Although her home base is New Orleans, Bell has been involved in Haiti for many years as an activist and writer. She lived there decades ago, “running a grammar school, literacy program, and shade-tree clinic,” and has many friends there. She leads a group called Other Worlds (otherworldsarepossible.org), which reports on grass-roots action in Haiti and elsewhere. She holds to the old movement slogan, “Nothing about us without us.” With many stories and quotations, she shows how Haitian activists live that slogan as they work for homes for the homeless, fair pay for workers, food for the hungry, medical care and an end to violence against women.

Ironically, three post-quake international donors’ forums were not held in Haiti—where donors could have seen the problems first-hand and talked to those most affected—but in Montreal, Santo Domingo and New York. A United Nations consultant on Haiti told Bell that he made $30,000 per month. For a time after the quake, Bell says, many U.N. staff stayed “in a luxury cruise ship” in the harbor of Haiti’s capital, Port-au-Prince, at a reported cost to the ship of $112,500 per day.

At the same time, and for a long time afterward, Bell was seeing terrible conditions in the outdoor camps where huge numbers of Haitians lived because the quake had demolished their homes.

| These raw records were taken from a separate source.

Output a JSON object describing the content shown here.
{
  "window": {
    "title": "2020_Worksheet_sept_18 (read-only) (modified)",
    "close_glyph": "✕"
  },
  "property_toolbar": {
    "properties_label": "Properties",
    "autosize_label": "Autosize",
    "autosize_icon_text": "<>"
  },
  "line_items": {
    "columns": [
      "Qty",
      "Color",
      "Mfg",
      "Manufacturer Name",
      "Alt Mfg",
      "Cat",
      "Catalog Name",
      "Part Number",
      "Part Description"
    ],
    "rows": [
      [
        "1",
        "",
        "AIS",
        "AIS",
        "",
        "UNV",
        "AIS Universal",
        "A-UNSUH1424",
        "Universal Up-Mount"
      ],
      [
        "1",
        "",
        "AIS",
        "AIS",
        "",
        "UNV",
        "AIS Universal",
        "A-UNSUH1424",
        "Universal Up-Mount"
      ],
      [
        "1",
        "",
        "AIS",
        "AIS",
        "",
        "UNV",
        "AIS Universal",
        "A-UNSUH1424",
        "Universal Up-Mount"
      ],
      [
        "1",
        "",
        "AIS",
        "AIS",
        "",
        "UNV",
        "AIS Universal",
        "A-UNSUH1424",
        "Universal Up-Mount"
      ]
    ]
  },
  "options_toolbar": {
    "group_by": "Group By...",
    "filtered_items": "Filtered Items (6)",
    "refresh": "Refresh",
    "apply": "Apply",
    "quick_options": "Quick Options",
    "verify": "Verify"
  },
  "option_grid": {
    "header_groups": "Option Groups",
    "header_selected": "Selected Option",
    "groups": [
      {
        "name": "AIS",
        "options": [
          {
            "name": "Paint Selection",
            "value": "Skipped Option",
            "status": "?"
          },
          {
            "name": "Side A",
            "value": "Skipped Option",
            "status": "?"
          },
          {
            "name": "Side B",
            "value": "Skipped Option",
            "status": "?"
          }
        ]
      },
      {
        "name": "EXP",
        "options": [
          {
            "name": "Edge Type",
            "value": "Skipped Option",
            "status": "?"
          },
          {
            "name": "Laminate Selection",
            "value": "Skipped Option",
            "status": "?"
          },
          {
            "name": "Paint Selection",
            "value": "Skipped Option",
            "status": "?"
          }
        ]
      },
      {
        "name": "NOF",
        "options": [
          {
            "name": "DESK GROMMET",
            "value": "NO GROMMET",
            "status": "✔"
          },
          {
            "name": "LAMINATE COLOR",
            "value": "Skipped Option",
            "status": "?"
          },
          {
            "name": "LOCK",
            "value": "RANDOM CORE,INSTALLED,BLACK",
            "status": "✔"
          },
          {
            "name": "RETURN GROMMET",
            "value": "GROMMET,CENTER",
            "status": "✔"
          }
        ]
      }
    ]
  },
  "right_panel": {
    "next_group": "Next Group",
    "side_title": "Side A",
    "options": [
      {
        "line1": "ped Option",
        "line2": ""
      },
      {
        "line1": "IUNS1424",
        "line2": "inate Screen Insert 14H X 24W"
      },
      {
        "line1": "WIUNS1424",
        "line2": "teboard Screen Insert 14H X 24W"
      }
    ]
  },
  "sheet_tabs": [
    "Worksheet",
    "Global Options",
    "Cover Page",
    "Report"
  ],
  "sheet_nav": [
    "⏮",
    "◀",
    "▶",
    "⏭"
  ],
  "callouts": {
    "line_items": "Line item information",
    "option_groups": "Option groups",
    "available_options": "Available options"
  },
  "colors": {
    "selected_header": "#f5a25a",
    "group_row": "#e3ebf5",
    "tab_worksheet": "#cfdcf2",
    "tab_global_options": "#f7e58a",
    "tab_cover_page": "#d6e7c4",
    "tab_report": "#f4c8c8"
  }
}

They had to improvise shelter from sticks, scraps of plastic and cardboard. All-night noise made sleep impossible for many. Sanitation conditions ranged from poor to horrific, resulting in much sickness. Rape was so widespread that one mother “kept a machete under her blanket for fear that someone might pounce on her 18-year-old girl as they slept in an open-air lean-to.”

What if all international-aid staff had spent two nights in a Haitian camp soon after the earthquake? I suspect that they would have 1) radically improved sanitation and safety and 2) sped construction of replacement housing. In disaster relief, Bell stresses, a huge portion of the aid money goes to corporations in the donor countries, rather than to business in the country that needs help. She quotes excellent advice from Robert Naiman of the organization Just Foreign Policy: “If your aid dollar is used to purchase supplies produced in Haiti, it’s doing double duty. And if it’s being used to directly employ Haitians, it’s doing triple duty. Push your aid dollar as close to the ground as you can.” Haiti’s unemployment rate, estimated at 40 percent, gives added weight to Mr. Naiman’s advice.

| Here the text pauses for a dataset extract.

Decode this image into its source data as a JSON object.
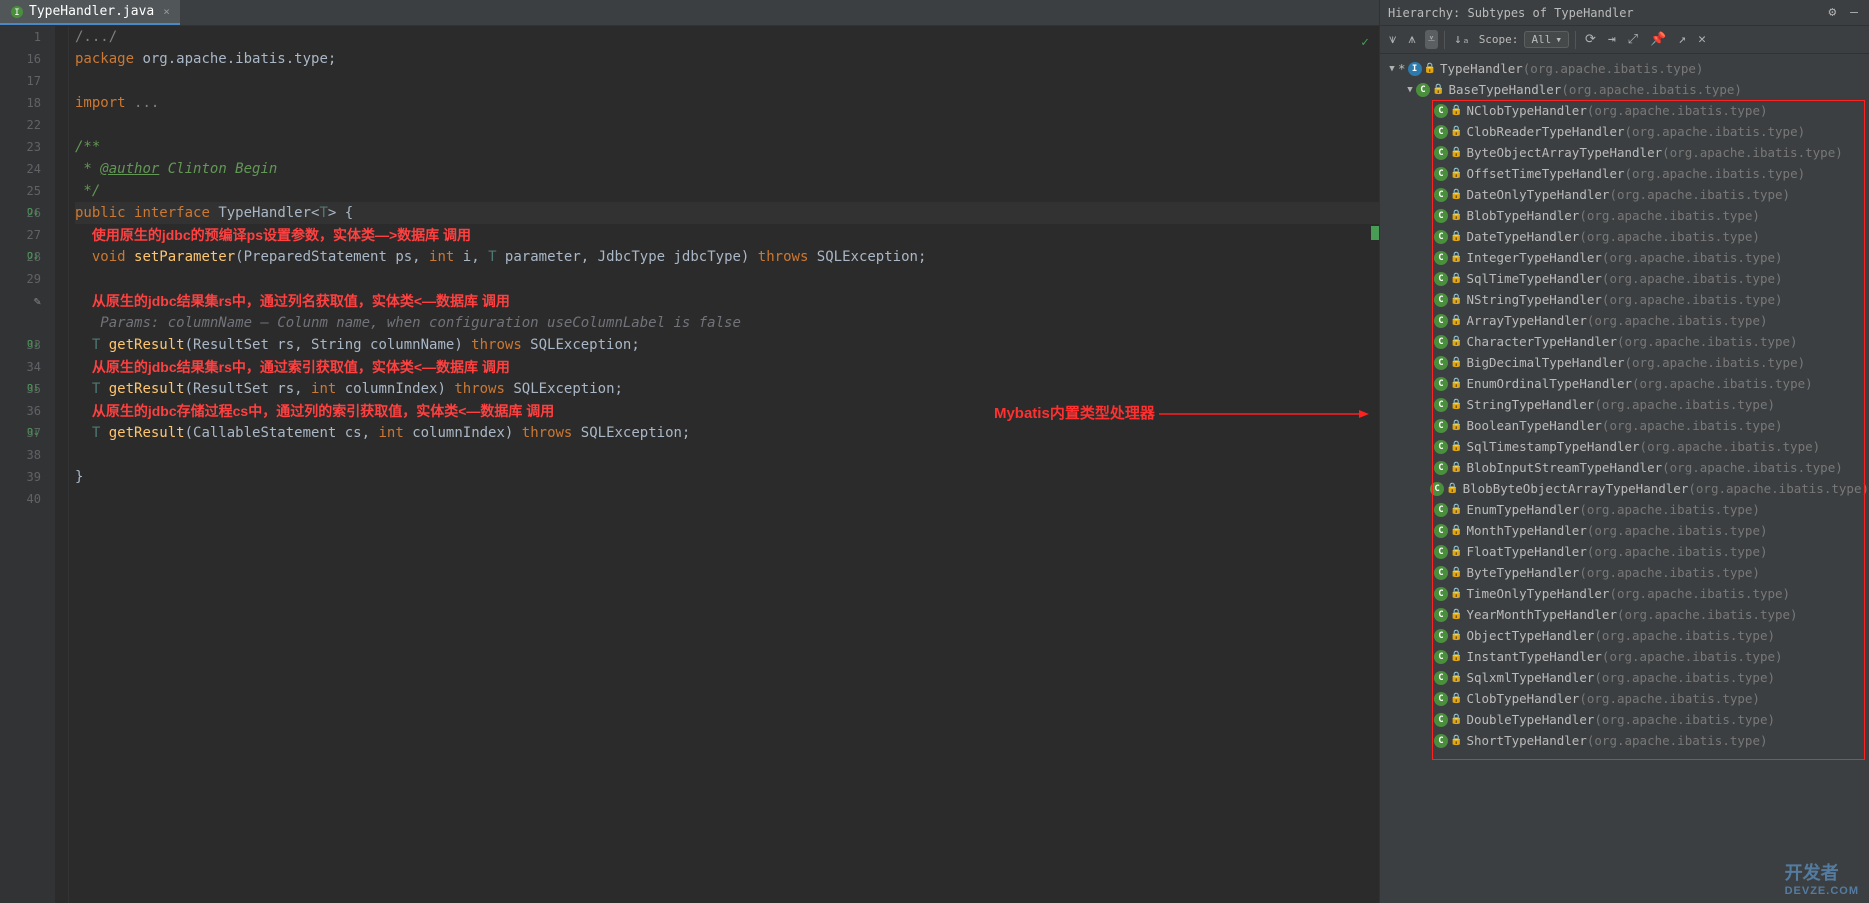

Before the earthquake struck Haiti, economic globalization already had given that country a man-made disaster. The International Monetary Fund had pressured Haiti to reduce tariffs on rice and other crops, which leads to a “flood of cheap food from other countries.” As one farmer said, “Since foreign rice has invaded Haiti, we plant our rice but we can’t sell it.” The United States and other nations sent a huge amount of rice to Haiti as relief aid after the earthquake. A better alternative, Bell suggests, would have been using aid dollars to buy rice from Haitian farmers—and importing rice only when domestic supply couldn’t meet the need.

Globalization also has produced many garment sweatshops in the “free trade zones” of Haiti. Bell, who has interviewed many workers there over the years, reports that their wages are extremely low, working conditions are terrible and factory managers fire workers who try to organize unions. Explaining how they keep going despite all of this, workers use a Creole phrase that means “on the strength of my courage.” Bell suggests that outsiders can help them by boycotting corporations that exploit Haitians and by working for “enforceable labor rights and living wages” in trade agreements.

The author weaves together policy issues and lively descriptions of how they affect everyday life. She clearly loves the people of Haiti and admires their spirit. Many of them say, “We are bamboo; we bend but we don’t break.” One woman declared, “I’ll be engaged till the day I die. And even if we don’t see the changes, our kids will.” When people say goodbye, they also tell each other: “Hold strong.”